Murdoch Children's Research Institute, Royal Children's Hospital, Melbourne, Victoria, Australia.
Department of Paediatrics, The University of Melbourne, Melbourne, Victoria, Australia.
Microcirculation. 2019 Oct;26(7):e12557. doi: 10.1111/micc.12557. Epub 2019 Jul 10.
Intermediate phenotypes of microcirculation (retinal microvascular caliber) are associated with cardiovascular (CV) risk factors and independently predict CV events. However, the effect of microcirculation variation on the vascular system is unclear. We conducted a systematic review and meta-analysis of observational studies to quantify associations of retinal microvascular caliber (arteriolar, venular caliber, arteriole-to-venule ratio) and preclinical CV measures (large arterial function and structure).
We identified studies in MEDLINE, EMBASE, and PubMed (1946 to March 2018) studying (a) general population samples and (b) patients with cardiometabolic disease. Study-specific correlation estimates were combined into meta-analysis where possible.
Of 1294 studies identified, 26 met inclusion criteria (general population 16, patients 10), of which five studies were included in meta-analysis. Most studied middle-aged adults cross-sectionally, with one childhood study. Large arterial function and structure were predominantly assessed by pulse wave velocity and carotid intima-media thickness, respectively. Only arteriolar caliber was consistently associated with arterial function and structure, with stronger associations observed in cardiometabolic patients. Narrower (worse) arteriolar caliber was associated with faster (poorer) pulse wave velocity (correlation coefficient (r) -0.17, 95% CI -0.25 to -0.10) and greater (poorer) intima-media thickness (r -0.05, 95%CI -0.09 to -0.02) across all adult participants.

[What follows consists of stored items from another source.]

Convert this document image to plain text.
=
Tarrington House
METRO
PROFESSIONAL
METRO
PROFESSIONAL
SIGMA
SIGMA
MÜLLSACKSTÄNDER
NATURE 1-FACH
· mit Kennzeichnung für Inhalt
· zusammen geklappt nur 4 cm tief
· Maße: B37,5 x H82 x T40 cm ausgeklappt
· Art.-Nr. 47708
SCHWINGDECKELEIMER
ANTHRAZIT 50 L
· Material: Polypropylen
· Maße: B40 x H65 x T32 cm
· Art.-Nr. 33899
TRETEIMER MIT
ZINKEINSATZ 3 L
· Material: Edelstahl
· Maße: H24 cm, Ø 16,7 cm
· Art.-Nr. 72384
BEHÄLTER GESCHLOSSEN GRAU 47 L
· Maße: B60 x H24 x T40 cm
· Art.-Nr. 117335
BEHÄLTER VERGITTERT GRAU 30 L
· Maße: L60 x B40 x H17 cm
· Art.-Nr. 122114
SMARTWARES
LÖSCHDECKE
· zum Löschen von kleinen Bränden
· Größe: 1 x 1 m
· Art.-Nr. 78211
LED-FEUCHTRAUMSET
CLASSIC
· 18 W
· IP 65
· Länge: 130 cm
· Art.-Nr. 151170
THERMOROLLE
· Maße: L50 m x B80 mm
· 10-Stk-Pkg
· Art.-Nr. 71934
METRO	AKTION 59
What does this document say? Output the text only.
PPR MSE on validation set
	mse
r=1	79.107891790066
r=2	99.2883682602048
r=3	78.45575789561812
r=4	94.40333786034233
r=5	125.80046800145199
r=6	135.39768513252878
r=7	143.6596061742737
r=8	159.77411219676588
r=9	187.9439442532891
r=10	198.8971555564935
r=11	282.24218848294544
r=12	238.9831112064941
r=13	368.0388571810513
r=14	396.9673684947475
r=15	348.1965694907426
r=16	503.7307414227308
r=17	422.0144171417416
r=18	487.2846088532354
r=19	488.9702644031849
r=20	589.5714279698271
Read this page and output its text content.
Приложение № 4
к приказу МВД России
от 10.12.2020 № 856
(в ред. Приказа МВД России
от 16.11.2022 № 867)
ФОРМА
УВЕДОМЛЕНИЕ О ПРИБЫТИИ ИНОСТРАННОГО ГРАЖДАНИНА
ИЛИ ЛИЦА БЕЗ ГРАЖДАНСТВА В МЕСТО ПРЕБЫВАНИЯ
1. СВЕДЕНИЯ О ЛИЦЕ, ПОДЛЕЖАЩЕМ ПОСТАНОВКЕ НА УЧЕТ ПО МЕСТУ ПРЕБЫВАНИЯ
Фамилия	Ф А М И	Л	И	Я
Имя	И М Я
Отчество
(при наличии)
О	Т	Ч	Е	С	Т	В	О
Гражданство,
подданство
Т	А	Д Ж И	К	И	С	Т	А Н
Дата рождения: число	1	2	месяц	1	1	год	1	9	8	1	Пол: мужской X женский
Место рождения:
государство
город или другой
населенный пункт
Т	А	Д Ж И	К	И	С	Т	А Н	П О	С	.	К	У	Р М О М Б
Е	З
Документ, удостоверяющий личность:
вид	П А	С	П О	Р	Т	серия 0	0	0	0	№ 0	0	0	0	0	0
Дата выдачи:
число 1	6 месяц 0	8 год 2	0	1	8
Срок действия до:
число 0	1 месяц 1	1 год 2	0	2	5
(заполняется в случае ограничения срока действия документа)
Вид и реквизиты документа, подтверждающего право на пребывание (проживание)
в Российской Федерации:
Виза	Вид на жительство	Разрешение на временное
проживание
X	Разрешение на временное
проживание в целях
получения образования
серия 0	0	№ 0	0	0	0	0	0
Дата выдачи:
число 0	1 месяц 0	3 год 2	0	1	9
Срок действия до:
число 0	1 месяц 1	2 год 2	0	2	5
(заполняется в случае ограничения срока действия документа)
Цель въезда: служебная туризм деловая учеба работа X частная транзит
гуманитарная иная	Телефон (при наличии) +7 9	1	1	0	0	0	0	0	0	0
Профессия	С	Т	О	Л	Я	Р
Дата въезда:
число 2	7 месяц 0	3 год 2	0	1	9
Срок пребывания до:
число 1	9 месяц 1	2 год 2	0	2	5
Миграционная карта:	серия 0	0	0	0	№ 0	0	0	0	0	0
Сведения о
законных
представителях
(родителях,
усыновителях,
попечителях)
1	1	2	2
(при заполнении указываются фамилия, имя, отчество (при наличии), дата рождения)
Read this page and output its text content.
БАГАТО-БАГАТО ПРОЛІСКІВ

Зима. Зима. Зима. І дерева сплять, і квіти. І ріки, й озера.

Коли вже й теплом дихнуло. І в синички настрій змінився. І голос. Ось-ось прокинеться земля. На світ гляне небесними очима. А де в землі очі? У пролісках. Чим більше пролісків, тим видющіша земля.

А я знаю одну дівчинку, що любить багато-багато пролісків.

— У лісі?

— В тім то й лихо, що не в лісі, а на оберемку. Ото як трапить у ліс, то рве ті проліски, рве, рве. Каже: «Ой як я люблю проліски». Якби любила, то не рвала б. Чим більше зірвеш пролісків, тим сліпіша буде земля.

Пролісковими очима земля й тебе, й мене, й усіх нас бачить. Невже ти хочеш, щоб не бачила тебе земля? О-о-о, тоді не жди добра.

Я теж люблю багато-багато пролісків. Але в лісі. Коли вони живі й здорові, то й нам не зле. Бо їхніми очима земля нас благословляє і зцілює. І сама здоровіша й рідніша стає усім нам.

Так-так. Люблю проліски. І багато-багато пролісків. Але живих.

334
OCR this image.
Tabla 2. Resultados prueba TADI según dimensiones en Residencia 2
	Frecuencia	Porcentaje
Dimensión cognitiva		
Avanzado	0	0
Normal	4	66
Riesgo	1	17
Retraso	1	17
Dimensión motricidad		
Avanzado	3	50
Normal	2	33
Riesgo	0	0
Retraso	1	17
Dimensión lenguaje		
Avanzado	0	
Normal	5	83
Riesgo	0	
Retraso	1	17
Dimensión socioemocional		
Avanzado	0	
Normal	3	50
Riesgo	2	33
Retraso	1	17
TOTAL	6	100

Retinal arteriolar, but not venular caliber, was modestly associated with large arterial function and weakly associated with large arterial structure, with stronger evidence in patients with cardiometabolic disease. This suggests that preclinical changes in large arteries and the microcirculation have some shared but mainly unique pathways to associate with cardiovascular disease.
微循环(视网膜微血管口径)的中间表型与心血管(CV)危险因素相关,并独立预测 CV 事件。然而,微循环变化对血管系统的影响尚不清楚。我们进行了一项系统综述和荟萃分析,以量化视网膜微血管口径(小动脉、小静脉口径,小动脉-小静脉比值)和临床前 CV 指标(大动脉功能和结构)之间的关联。
我们在 MEDLINE、EMBASE 和 PubMed(1946 年至 2018 年 3 月)中检索了研究(a)一般人群样本和(b)代谢性心血管疾病患者的研究。在可能的情况下,将研究特异性相关估计值合并到荟萃分析中。
在 1294 项研究中,有 26 项符合纳入标准(一般人群 16 项,患者 10 项),其中 5 项研究纳入荟萃分析。大多数研究为横断面研究,涉及中年成年人,有一项为儿童研究。大动脉功能和结构主要通过脉搏波速度和颈动脉内膜中层厚度来评估。只有小动脉口径与动脉功能和结构始终相关,在代谢性心血管疾病患者中观察到更强的相关性。较窄(较差)的小动脉口径与更快(较差)的脉搏波速度(相关系数(r)-0.17,95%CI-0.25 至-0.10)和更大(较差)的内膜中层厚度(r-0.05,95%CI-0.09 至-0.02)相关所有成年参与者。
视网膜小动脉,而不是小静脉口径,与大动脉功能有适度的关联,与大动脉结构有微弱的关联,在代谢性心血管疾病患者中证据更强。这表明大动脉和微循环的临床前变化与心血管疾病有一些共同但主要是独特的关联途径。